There will be a time and place for their eventual extinction but until then, don’t ever forget that, though their feet are large and clumsy, they still have claws. And only the old lions hunt humans.
kenJanuary 22, 2008 - 4:56 pm -
Clearly, you’re only on your second day. Everyone, no…make that EVERYONE, knows that ‘the old’ have no interest in buzz words.
Words of Exception:
1. Early Retirement
3. Grumble, Grumble
LaeliaJanuary 22, 2008 - 6:12 pm -
Oh honey, one might refer to your post as the result of the ‘innocence of youth’, however, in your case we might need to adjust that phrase to the ‘ignorance of youth’. FYI — I’m more than twice your age. We too face a dilema — that of how to deal w/ those still wet behind the ears, those that trip over their own feet, those who believe that the ‘truth’ resides only within them, those who have not learned the lessons that history has taught (that what goes around, comes around), oh wait….I must be talking about some of my peers — those 20-somethings.
My extinction?
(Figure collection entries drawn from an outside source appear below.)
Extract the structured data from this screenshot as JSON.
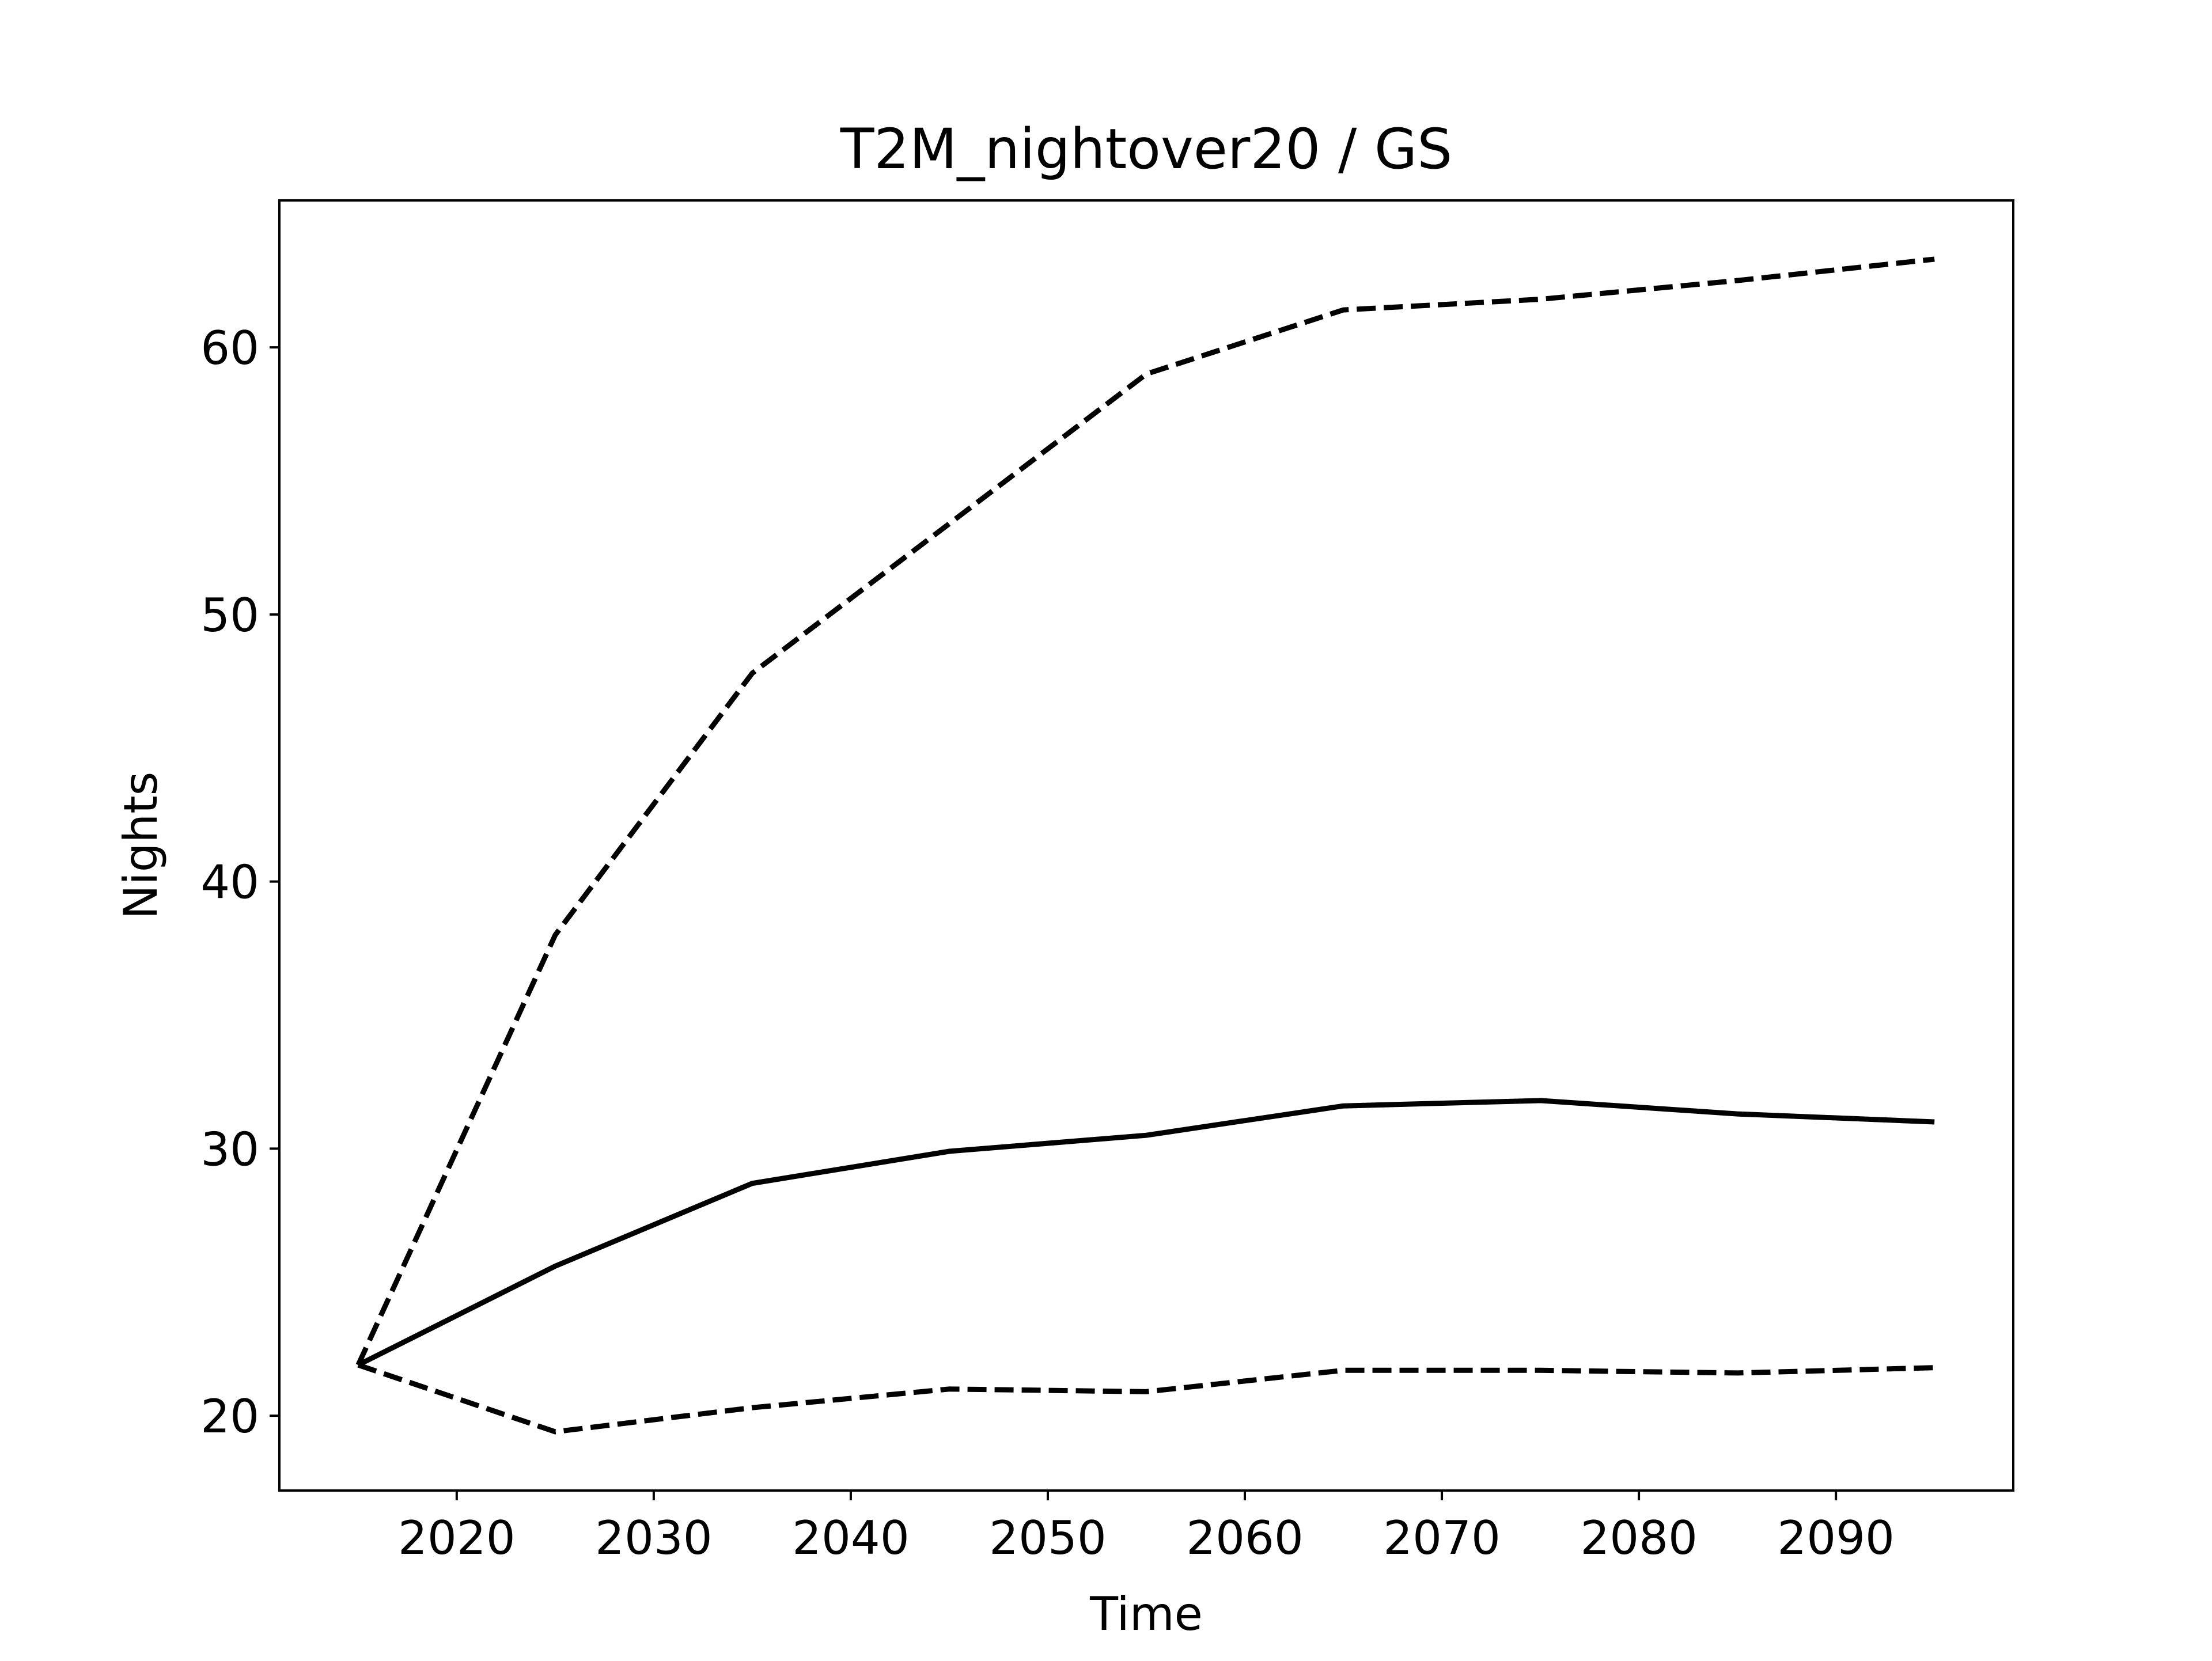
{
  "chart_data": {
    "type": "line",
    "title": "T2M_nightover20 / GS",
    "xlabel": "Time",
    "ylabel": "Nights",
    "xlim": [
      2011,
      2099
    ],
    "ylim": [
      17.2,
      65.5
    ],
    "x_ticks": [
      2020,
      2030,
      2040,
      2050,
      2060,
      2070,
      2080,
      2090
    ],
    "y_ticks": [
      20,
      30,
      40,
      50,
      60
    ],
    "grid": false,
    "line_color": "#000000",
    "x": [
      2015,
      2025,
      2035,
      2045,
      2055,
      2065,
      2075,
      2085,
      2095
    ],
    "series": [
      {
        "style": "solid",
        "values": [
          21.9,
          25.6,
          28.7,
          29.9,
          30.5,
          31.6,
          31.8,
          31.3,
          31.0
        ]
      },
      {
        "style": "dashed",
        "values": [
          21.9,
          38.0,
          47.8,
          53.4,
          59.0,
          61.4,
          61.8,
          62.5,
          63.3
        ]
      },
      {
        "style": "dashed",
        "values": [
          21.9,
          19.4,
          20.3,
          21.0,
          20.9,
          21.7,
          21.7,
          21.6,
          21.8
        ]
      }
    ]
  }
}
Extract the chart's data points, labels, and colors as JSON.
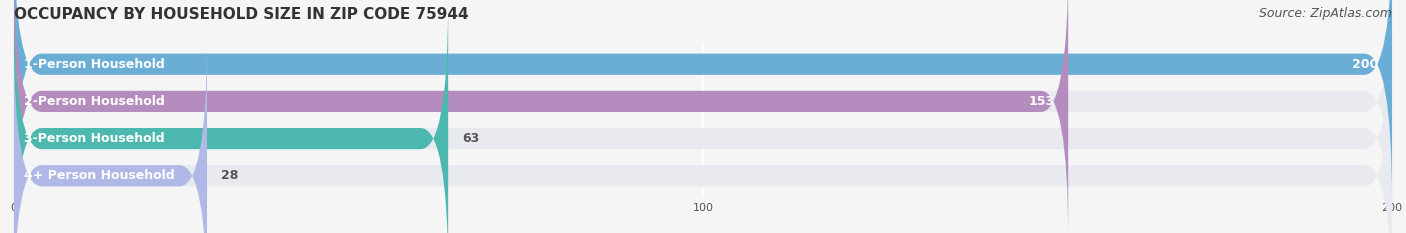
{
  "title": "OCCUPANCY BY HOUSEHOLD SIZE IN ZIP CODE 75944",
  "source": "Source: ZipAtlas.com",
  "categories": [
    "1-Person Household",
    "2-Person Household",
    "3-Person Household",
    "4+ Person Household"
  ],
  "values": [
    200,
    153,
    63,
    28
  ],
  "bar_colors": [
    "#6aaed6",
    "#b48cbd",
    "#4db8b0",
    "#b0b8e8"
  ],
  "bar_bg_color": "#e8eaf0",
  "xlim": [
    0,
    200
  ],
  "xticks": [
    0,
    100,
    200
  ],
  "title_fontsize": 11,
  "source_fontsize": 9,
  "label_fontsize": 9,
  "value_fontsize": 9,
  "background_color": "#f5f5f5",
  "bar_height": 0.55
}
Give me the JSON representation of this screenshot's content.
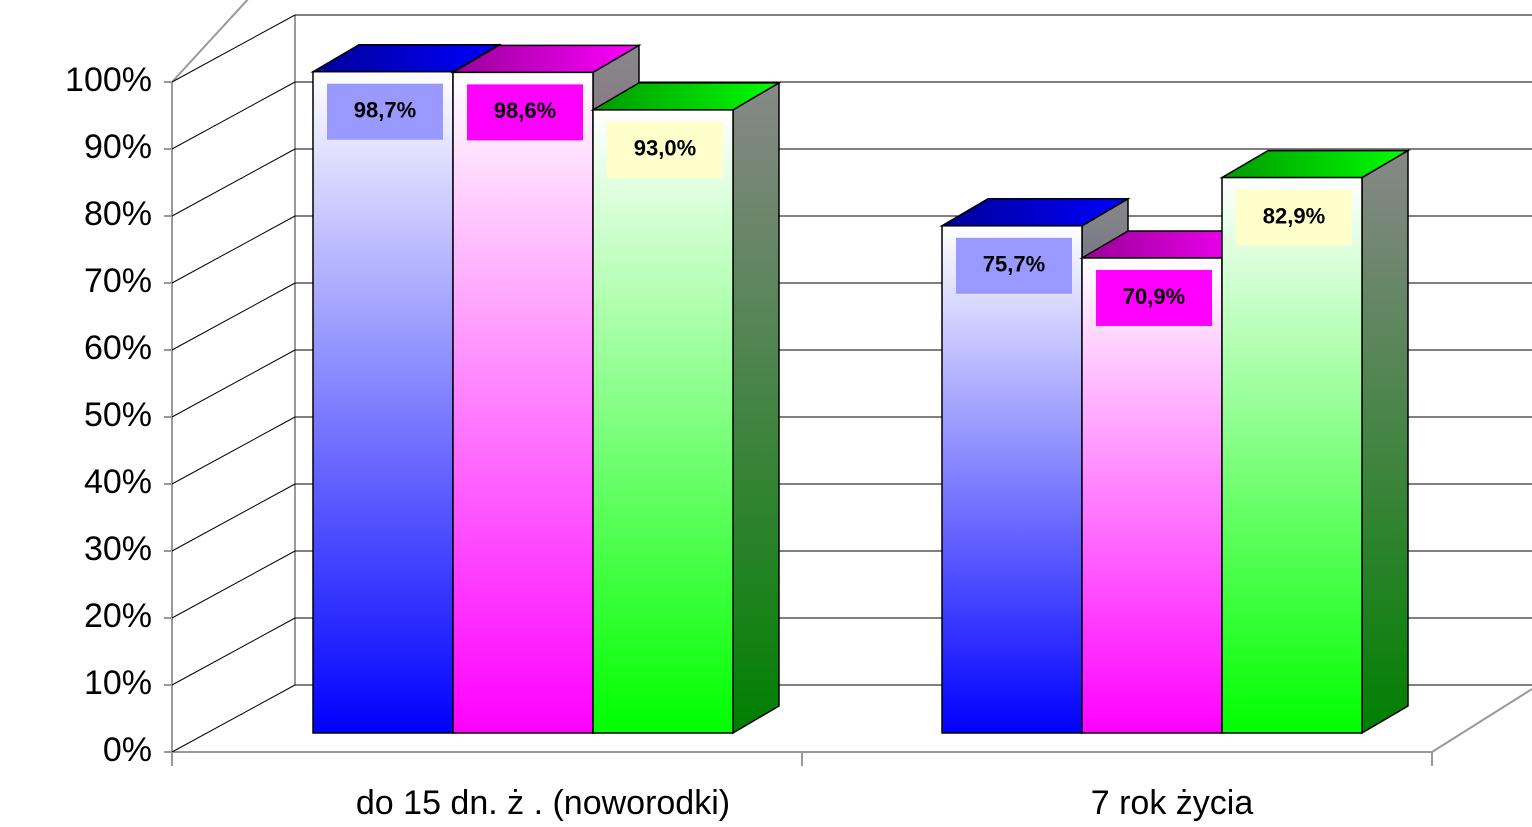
{
  "chart_data": {
    "type": "bar3d",
    "categories": [
      "do 15 dn. ż . (noworodki)",
      "7 rok życia"
    ],
    "series": [
      {
        "color": "#0000ff",
        "label_color": "#9999ff",
        "values": [
          98.7,
          75.7
        ],
        "value_labels": [
          "98,7%",
          "75,7%"
        ]
      },
      {
        "color": "#ff00ff",
        "label_color": "#ff00ff",
        "values": [
          98.6,
          70.9
        ],
        "value_labels": [
          "98,6%",
          "70,9%"
        ]
      },
      {
        "color": "#00ff00",
        "label_color": "#ffffcc",
        "values": [
          93.0,
          82.9
        ],
        "value_labels": [
          "93,0%",
          "82,9%"
        ]
      }
    ],
    "ylim": [
      0,
      100
    ],
    "yticks": [
      {
        "value": 0,
        "label": "0%"
      },
      {
        "value": 10,
        "label": "10%"
      },
      {
        "value": 20,
        "label": "20%"
      },
      {
        "value": 30,
        "label": "30%"
      },
      {
        "value": 40,
        "label": "40%"
      },
      {
        "value": 50,
        "label": "50%"
      },
      {
        "value": 60,
        "label": "60%"
      },
      {
        "value": 70,
        "label": "70%"
      },
      {
        "value": 80,
        "label": "80%"
      },
      {
        "value": 90,
        "label": "90%"
      },
      {
        "value": 100,
        "label": "100%"
      }
    ],
    "grid": true
  }
}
Sweetpea, I SERIOUSLY doubt that prediction! Demise, certainly, but not before I’ve had the opportunity to watch you quit (yes, that’s ‘quit’) this profession. It’s obvious by your attitude towards your ‘peers’ that you just ain’t got what it takes — research has shown that a high percentage of people entering the teaching field leave after three years — my money’s on your leaving in less than 9 months. I just hope your attitude towards others doesn’t extend towards your students because I just hate to imagine the mess others will have to clean up.
JenJanuary 23, 2008 - 7:04 am -
Wow, hard to comment after that last posting. Laelia, you might want to read through the archives a bit — or at least notice that they are there!
I’m going to have the reverse situation — for one of my observations, my teacher was 16 years younger than I was and was in the process of getting her master’s — the same one I was observing her to get.
Maybe I’ll get lucky and they’ll want to hire me because I’m old and unlikely to teach for 30 years ….since I’d be in my mid-70’s.